The health and social assistance sector accounts for nearly one in 10 Canadian cooperatives, noted Paul Lefebvre, Liberal member for Sudbury. Health coops provide a wide range of services based on the priorities of their member-owners, from home care to extended health insurance. “They all share the same common principles, including voluntary and open membership, democratic member control, economic and democratic participation by coop members, autonomy and independence, education, co-operation among cooperatives, and sustainable community development,” said Lefebvre.

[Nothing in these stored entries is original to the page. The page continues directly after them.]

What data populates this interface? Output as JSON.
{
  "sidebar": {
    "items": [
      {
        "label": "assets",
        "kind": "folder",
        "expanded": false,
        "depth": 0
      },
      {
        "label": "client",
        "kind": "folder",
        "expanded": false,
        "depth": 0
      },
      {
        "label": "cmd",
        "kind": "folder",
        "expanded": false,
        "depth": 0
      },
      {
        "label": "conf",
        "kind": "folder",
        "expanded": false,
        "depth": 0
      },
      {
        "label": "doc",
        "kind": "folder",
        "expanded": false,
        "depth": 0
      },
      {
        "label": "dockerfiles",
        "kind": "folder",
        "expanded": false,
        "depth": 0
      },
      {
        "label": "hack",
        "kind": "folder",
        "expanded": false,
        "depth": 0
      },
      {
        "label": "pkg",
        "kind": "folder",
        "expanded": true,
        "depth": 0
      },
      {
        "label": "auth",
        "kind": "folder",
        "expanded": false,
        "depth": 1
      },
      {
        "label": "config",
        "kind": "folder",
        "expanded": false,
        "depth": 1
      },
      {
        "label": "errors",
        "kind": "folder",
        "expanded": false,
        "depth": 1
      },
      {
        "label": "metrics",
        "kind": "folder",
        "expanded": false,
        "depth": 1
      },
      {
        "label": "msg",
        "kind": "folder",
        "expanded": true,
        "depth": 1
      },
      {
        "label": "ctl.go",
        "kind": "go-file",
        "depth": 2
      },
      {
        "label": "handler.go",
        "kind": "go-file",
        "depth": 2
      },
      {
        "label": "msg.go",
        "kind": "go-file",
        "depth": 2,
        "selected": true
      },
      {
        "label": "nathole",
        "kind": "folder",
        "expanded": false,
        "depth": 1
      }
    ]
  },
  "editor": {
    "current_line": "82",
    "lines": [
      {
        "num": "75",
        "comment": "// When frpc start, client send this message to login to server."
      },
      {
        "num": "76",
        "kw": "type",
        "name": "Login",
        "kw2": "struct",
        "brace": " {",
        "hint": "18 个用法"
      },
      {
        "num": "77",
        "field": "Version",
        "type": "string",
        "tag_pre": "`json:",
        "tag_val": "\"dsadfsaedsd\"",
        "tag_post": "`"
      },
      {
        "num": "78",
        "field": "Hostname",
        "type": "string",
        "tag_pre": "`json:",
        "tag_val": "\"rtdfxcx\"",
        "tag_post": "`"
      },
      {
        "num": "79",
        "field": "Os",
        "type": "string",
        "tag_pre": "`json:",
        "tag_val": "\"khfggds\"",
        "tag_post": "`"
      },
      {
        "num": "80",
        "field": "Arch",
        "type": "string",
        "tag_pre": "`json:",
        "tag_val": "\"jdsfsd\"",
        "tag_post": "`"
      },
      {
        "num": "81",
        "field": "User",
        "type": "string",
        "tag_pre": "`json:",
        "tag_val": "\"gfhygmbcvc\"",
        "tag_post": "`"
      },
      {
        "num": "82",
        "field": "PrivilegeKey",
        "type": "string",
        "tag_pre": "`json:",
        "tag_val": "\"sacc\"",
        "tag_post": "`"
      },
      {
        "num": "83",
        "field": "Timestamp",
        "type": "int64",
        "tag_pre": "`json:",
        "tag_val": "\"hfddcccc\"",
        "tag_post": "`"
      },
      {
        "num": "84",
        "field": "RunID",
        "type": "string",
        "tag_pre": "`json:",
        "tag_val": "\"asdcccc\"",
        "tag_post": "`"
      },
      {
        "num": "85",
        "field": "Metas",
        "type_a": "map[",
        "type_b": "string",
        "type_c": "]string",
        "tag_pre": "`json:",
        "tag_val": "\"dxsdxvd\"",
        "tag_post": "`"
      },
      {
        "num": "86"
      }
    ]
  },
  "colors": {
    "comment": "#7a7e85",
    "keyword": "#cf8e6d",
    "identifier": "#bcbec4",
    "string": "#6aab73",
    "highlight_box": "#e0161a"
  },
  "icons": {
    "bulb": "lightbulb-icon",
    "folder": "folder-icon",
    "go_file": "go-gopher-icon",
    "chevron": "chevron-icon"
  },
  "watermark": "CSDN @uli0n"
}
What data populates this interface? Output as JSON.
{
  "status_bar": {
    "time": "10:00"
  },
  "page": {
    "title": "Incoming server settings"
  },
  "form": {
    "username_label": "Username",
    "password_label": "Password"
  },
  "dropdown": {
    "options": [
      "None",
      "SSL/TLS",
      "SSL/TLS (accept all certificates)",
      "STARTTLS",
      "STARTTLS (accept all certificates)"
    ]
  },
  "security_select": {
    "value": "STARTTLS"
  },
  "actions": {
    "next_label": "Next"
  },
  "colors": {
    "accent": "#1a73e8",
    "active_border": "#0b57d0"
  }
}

Amyotrophic lateral sclerosis
The House neutered a private member’s motion that initially called on the government to increase funding for research into amyotrophic lateral sclerosis (ALS) and develop a comprehensive strategy to eradicate the disease. The original motion had support across party lines, but the government succeeded in removing commitments to increase funding or develop a national strategy. The amended motion calls on government to “play a leadership role in supporting ALS research, and to support national efforts to find a cure for ALS at the earliest opportunity.”
“Canada already has ways to fight ALS and other devastating illnesses through its [rare disease] programs and initiatives,” explained Joël Lightbound, parliamentary secretary to the Minister of Health. “Our amendment seeks to intensify current efforts instead of developing a new strategy.”
Marijuana task force
Jacques Gourdes, Conservative member for Lévis—Lotbinière, Quebec, called for a formal investigation into the federal task force on cannabis legalization. “Last November, the media widely reported some troubling facts suggesting that the work of the task force on cannabis legalization was leaked before it tabled its report,” Gourdes alleged. “Coincidentally, this was a boon to the Liberal Party’s CFO [chief financial officer], the co-founder of a company that produces marijuana, who saw the value of his shares double in one week even though, as I said, the final report had not yet been released.”

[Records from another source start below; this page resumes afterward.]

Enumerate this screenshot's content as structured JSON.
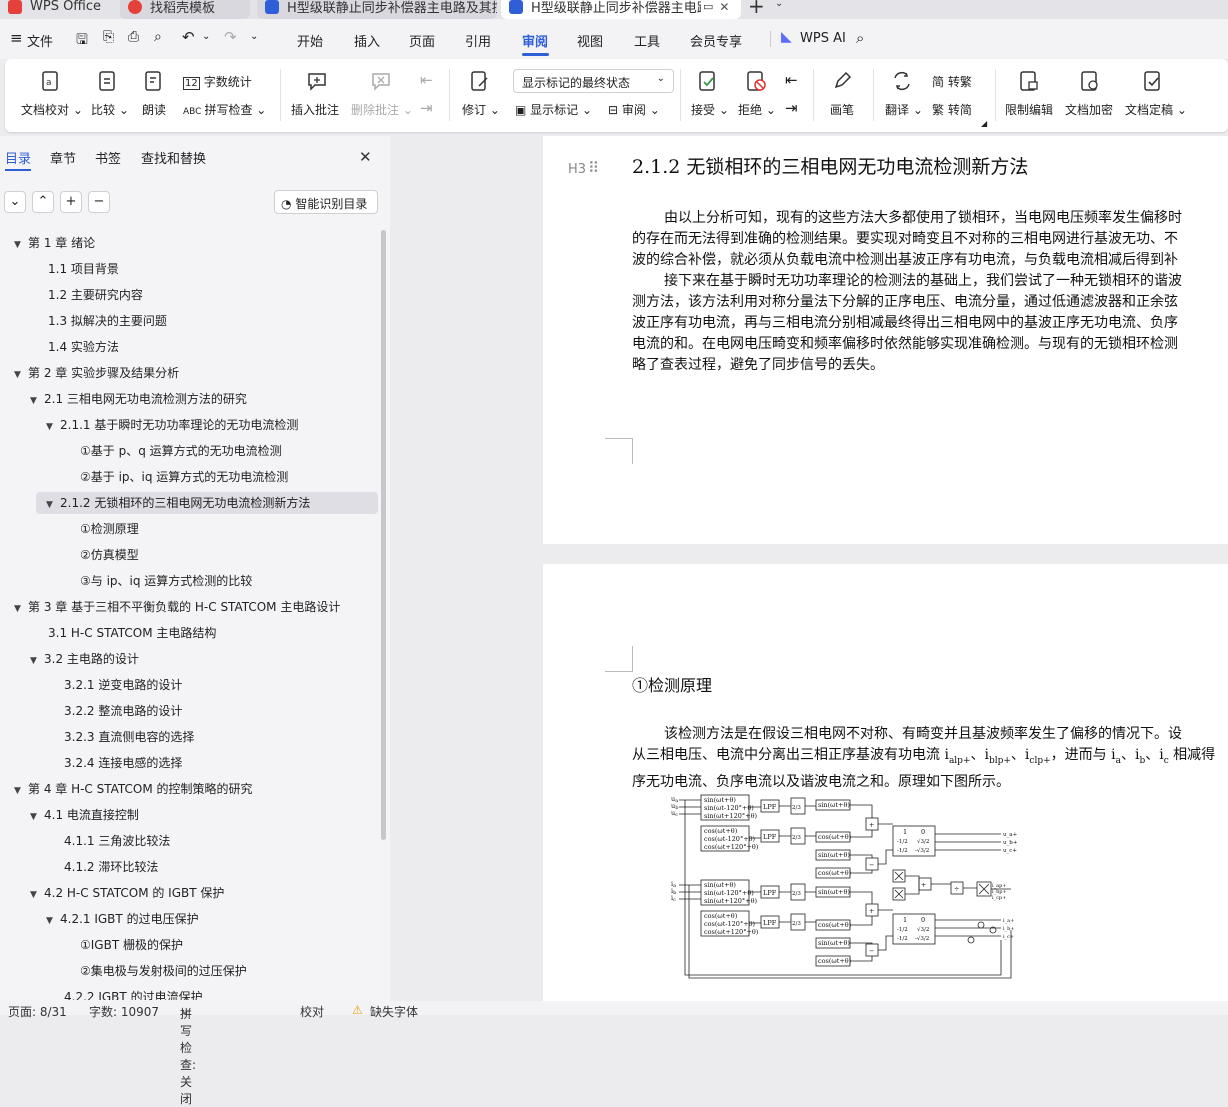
{
  "tabs": [
    {
      "label": "WPS Office",
      "icon_color": "#e5413a"
    },
    {
      "label": "找稻壳模板",
      "icon_color": "#e5413a"
    },
    {
      "label": "H型级联静止同步补偿器主电路及其控",
      "icon_color": "#2e5fd6"
    },
    {
      "label": "H型级联静止同步补偿器主电路",
      "icon_color": "#2e5fd6"
    }
  ],
  "menu": {
    "file": "文件",
    "items": [
      "开始",
      "插入",
      "页面",
      "引用",
      "审阅",
      "视图",
      "工具",
      "会员专享"
    ],
    "active": "审阅",
    "wps_ai": "WPS AI"
  },
  "ribbon": {
    "doc_check": "文档校对",
    "compare": "比较",
    "read_aloud": "朗读",
    "word_count": "字数统计",
    "spell_check": "拼写检查",
    "insert_comment": "插入批注",
    "delete_comment": "删除批注",
    "revise": "修订",
    "display_state": "显示标记的最终状态",
    "show_markup": "显示标记",
    "review": "审阅",
    "accept": "接受",
    "reject": "拒绝",
    "pen": "画笔",
    "translate": "翻译",
    "to_traditional": "转繁",
    "to_simplified": "转简",
    "restrict_edit": "限制编辑",
    "encrypt": "文档加密",
    "finalize": "文档定稿"
  },
  "sidebar": {
    "tabs": [
      "目录",
      "章节",
      "书签",
      "查找和替换"
    ],
    "smart_toc": "智能识别目录",
    "toc": [
      {
        "label": "第 1 章  绪论",
        "level": 0,
        "expanded": true
      },
      {
        "label": "1.1 项目背景",
        "level": 1
      },
      {
        "label": "1.2 主要研究内容",
        "level": 1
      },
      {
        "label": "1.3 拟解决的主要问题",
        "level": 1
      },
      {
        "label": "1.4  实验方法",
        "level": 1
      },
      {
        "label": "第 2 章  实验步骤及结果分析",
        "level": 0,
        "expanded": true
      },
      {
        "label": "2.1 三相电网无功电流检测方法的研究",
        "level": 1,
        "expanded": true
      },
      {
        "label": "2.1.1 基于瞬时无功功率理论的无功电流检测",
        "level": 2,
        "expanded": true
      },
      {
        "label": "①基于 p、q 运算方式的无功电流检测",
        "level": 3
      },
      {
        "label": "②基于 ip、iq 运算方式的无功电流检测",
        "level": 3
      },
      {
        "label": "2.1.2 无锁相环的三相电网无功电流检测新方法",
        "level": 2,
        "expanded": true,
        "selected": true
      },
      {
        "label": "①检测原理",
        "level": 3
      },
      {
        "label": "②仿真模型",
        "level": 3
      },
      {
        "label": "③与 ip、iq 运算方式检测的比较",
        "level": 3
      },
      {
        "label": "第 3 章  基于三相不平衡负载的 H-C STATCOM 主电路设计",
        "level": 0,
        "expanded": true
      },
      {
        "label": "3.1 H-C STATCOM 主电路结构",
        "level": 1
      },
      {
        "label": "3.2 主电路的设计",
        "level": 1,
        "expanded": true
      },
      {
        "label": "3.2.1 逆变电路的设计",
        "level": 2
      },
      {
        "label": "3.2.2 整流电路的设计",
        "level": 2
      },
      {
        "label": "3.2.3 直流侧电容的选择",
        "level": 2
      },
      {
        "label": "3.2.4 连接电感的选择",
        "level": 2
      },
      {
        "label": "第 4 章  H-C STATCOM 的控制策略的研究",
        "level": 0,
        "expanded": true
      },
      {
        "label": "4.1 电流直接控制",
        "level": 1,
        "expanded": true
      },
      {
        "label": "4.1.1 三角波比较法",
        "level": 2
      },
      {
        "label": "4.1.2 滞环比较法",
        "level": 2
      },
      {
        "label": "4.2 H-C STATCOM 的 IGBT 保护",
        "level": 1,
        "expanded": true
      },
      {
        "label": "4.2.1 IGBT 的过电压保护",
        "level": 2,
        "expanded": true
      },
      {
        "label": "①IGBT 栅极的保护",
        "level": 3
      },
      {
        "label": "②集电极与发射极间的过压保护",
        "level": 3
      },
      {
        "label": "4.2.2 IGBT 的过电流保护",
        "level": 2
      }
    ]
  },
  "document": {
    "heading_marker": "H3",
    "heading": "2.1.2 无锁相环的三相电网无功电流检测新方法",
    "p1": [
      "由以上分析可知，现有的这些方法大多都使用了锁相环，当电网电压频率发生偏移时",
      "的存在而无法得到准确的检测结果。要实现对畸变且不对称的三相电网进行基波无功、不",
      "波的综合补偿，就必须从负载电流中检测出基波正序有功电流，与负载电流相减后得到补"
    ],
    "p2": [
      "接下来在基于瞬时无功功率理论的检测法的基础上，我们尝试了一种无锁相环的谐波",
      "测方法，该方法利用对称分量法下分解的正序电压、电流分量，通过低通滤波器和正余弦",
      "波正序有功电流，再与三相电流分别相减最终得出三相电网中的基波正序无功电流、负序",
      "电流的和。在电网电压畸变和频率偏移时依然能够实现准确检测。与现有的无锁相环检测",
      "略了查表过程，避免了同步信号的丢失。"
    ],
    "subheading": "①检测原理",
    "p3": [
      "该检测方法是在假设三相电网不对称、有畸变并且基波频率发生了偏移的情况下。设",
      "从三相电压、电流中分离出三相正序基波有功电流 i",
      "序无功电流、负序电流以及谐波电流之和。原理如下图所示。"
    ],
    "p3_mid": {
      "a": "alp+",
      "sep1": "、i",
      "b": "blp+",
      "sep2": "、i",
      "c": "clp+",
      "tail": "，进而与 i",
      "ia": "a",
      "s1": "、i",
      "ib": "b",
      "s2": "、i",
      "ic": "c",
      "end": " 相减得"
    },
    "diagram": {
      "sin_block": [
        "sin(ωt+θ)",
        "sin(ωt-120°+θ)",
        "sin(ωt+120°+θ)"
      ],
      "cos_block": [
        "cos(ωt+θ)",
        "cos(ωt-120°+θ)",
        "cos(ωt+120°+θ)"
      ],
      "lpf": "LPF",
      "gain": "2/3",
      "mult_sin": "sin(ωt+θ)",
      "mult_cos": "cos(ωt+θ)",
      "matrix": [
        [
          "1",
          "0"
        ],
        [
          "-1/2",
          "√3/2"
        ],
        [
          "-1/2",
          "-√3/2"
        ]
      ],
      "u_inputs": [
        "u_a",
        "u_b",
        "u_c"
      ],
      "i_inputs": [
        "i_a",
        "i_b",
        "i_c"
      ],
      "u_outputs": [
        "u_a+",
        "u_b+",
        "u_c+"
      ],
      "i_outputs": [
        "i_ap+",
        "i_bp+",
        "i_cp+"
      ],
      "i_final": [
        "i_a+",
        "i_b+",
        "i_c+"
      ]
    }
  },
  "status": {
    "page": "页面: 8/31",
    "words": "字数: 10907",
    "spell": "拼写检查: 关闭",
    "proof": "校对",
    "font_missing": "缺失字体"
  }
}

Bill Blair, parliamentary secretary to the Minister of Justice and Attorney General of Canada, called the allegations unfounded. “The report was made available to all Canadians on December 13, 2016, not a single day sooner, and any suggestion to the contrary is based on conjecture and baseless suspicion.”
Hepatitis C strategy
Michael McLeod, Liberal member for the Northwest Territories, urged the development of a hepatitis C strategy that includes voluntary testing for everyone born between 1945 and 1965, the demographic that comprises the majority of cases in Canada. Many of the 250 000 Canadians infected with the virus do not experience any symptoms “until their liver becomes so damaged that they develop cirrhosis, liver cancer, or liver failure,” McLeod said. “Like many diseases, if caught early, there are much better outcomes for patients.”
Five petitions related to palliative care were brought forward by Liberal, Conservative and NDP members. Three specifically called for coverage of hospice palliative care under the Canada Health Act.